Les Gen Y veulent s'accomplir et sont en quête d'un équilibre
Avec eux, c'est le principe du « work hard, play hard » qui prévaut. Le « fun », l'ambiance, ne sont pas des fins en soi, mais ils ne veulent pas percevoir leur métier comme une contrainte. « Ils envisagent leur journée dans l'entreprise comme un temps global, où peuvent se mêler les missions professionnelles, les activités réseaux et les occupations personnelles, quitte à allonger leurs horaires de présence », décode Xavier Segrestin .
L'une des principales conséquences est leur aspiration à devenir entrepreneur. « Plusieurs sont déjà venus me voir, demandant une rupture conventionnelle afin de monter leur propre entreprise », confie un dirigeant. « L'envie d'être autonome dans sa prise de décisions est un souhait fort de ma génération », établit Clara Moreau, devenue associée gérante de Primo Finance, il y a quatre ans, à seulement 25 ans. « Je cherchais une forme de liberté professionnelle. J'avais envie de façonner une entreprise à mon image et à celle de ma génération », confie Baptiste Vavdin, vingt-neuf ans, cofondateur de Mobiskill Partner, cabinet de recrutement de spécialistes web et mobiles. « J'ai envie d'être plus heureux au quotidien », résume Julien Gautier, qui a demandé un mi-temps pour pouvoir créer son entreprise.

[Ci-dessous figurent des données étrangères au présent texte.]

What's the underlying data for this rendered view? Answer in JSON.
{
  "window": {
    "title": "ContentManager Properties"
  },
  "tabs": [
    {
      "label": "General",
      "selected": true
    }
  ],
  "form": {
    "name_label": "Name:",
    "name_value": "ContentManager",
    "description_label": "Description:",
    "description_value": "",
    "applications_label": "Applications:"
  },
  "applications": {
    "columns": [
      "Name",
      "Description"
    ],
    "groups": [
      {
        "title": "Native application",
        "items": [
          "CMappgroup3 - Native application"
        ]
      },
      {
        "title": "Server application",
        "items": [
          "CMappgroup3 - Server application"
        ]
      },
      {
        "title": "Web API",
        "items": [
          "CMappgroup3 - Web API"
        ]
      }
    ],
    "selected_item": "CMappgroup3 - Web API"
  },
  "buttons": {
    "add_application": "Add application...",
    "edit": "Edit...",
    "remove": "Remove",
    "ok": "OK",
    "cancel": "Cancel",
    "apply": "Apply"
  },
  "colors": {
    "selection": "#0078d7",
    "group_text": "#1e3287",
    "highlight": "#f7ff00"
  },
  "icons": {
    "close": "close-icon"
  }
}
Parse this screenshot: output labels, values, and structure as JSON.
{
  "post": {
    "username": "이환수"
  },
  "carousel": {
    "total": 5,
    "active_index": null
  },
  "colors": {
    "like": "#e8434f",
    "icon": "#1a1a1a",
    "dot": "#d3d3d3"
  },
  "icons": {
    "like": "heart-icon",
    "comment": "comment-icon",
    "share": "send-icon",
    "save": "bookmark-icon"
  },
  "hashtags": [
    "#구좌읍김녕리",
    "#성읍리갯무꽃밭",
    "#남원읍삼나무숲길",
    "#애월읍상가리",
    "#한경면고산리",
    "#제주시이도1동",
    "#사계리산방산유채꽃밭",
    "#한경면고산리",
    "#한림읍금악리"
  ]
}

Les Gen Y cherchent constamment à développer leurs compétences
« Leur capacité d'apprendre est exceptionnelle », constate Laurent Bibard, professeur de management à l'Essec. 55 % d'entre eux considèrent qu'il faut s'inscrire dans une démarche d'apprentissage tout au long de la vie pour réussir, selon l'enquête menée l'année dernière par Mazars et l'association WoMen'Up. A l'instar de Caroline Colin, qui a passé deux certificats pour enrichir sa formation depuis qu'elle est en poste, ces jeunes veulent anticiper sur les emplois suivants. Et avoir un retour sur les tâches accomplies. « Ils veulent connaître leur score », synthétise Laurent Choain.
Les Gen Y sont ouverts aux nouveaux outils et plus rapides
Ils ont l'habitude d'avoir un accès rapide à l'information - d'où peut-être cette impatience qui semble les caractériser - mais aussi « une façon plus fluide de s'organiser », pointe Laurent Choain.
Pour Isabelle Michel-Magyar, directeur de la diversité et de l'engagement collaborateur de Schneider Electric : « Leur exigence d'interactivité, sollicitant le manager, est un atout formidable pour l'entreprise : les dossiers avancent plus vite. Leur approche collaborative décloisonne les choses et c'est extrêmement positif car l'innovation naît de cette rapidité d'exécution, de cette interactivité. »
« Cette génération a pris l'habitude de jongler avec les informations », analyse le psychiatre Roland Jouvent, en pointant toutefois les contrastes susceptibles de survenir entre ce cerveau multimodal et les interactions sociales. « Les nouvelles technologies dépourvues de signaux émotionnels sont désincarnées ; d'où un risque d'échanges maladroits dans le monde du travail », explique l'ancien directeur de recherche du CNRS.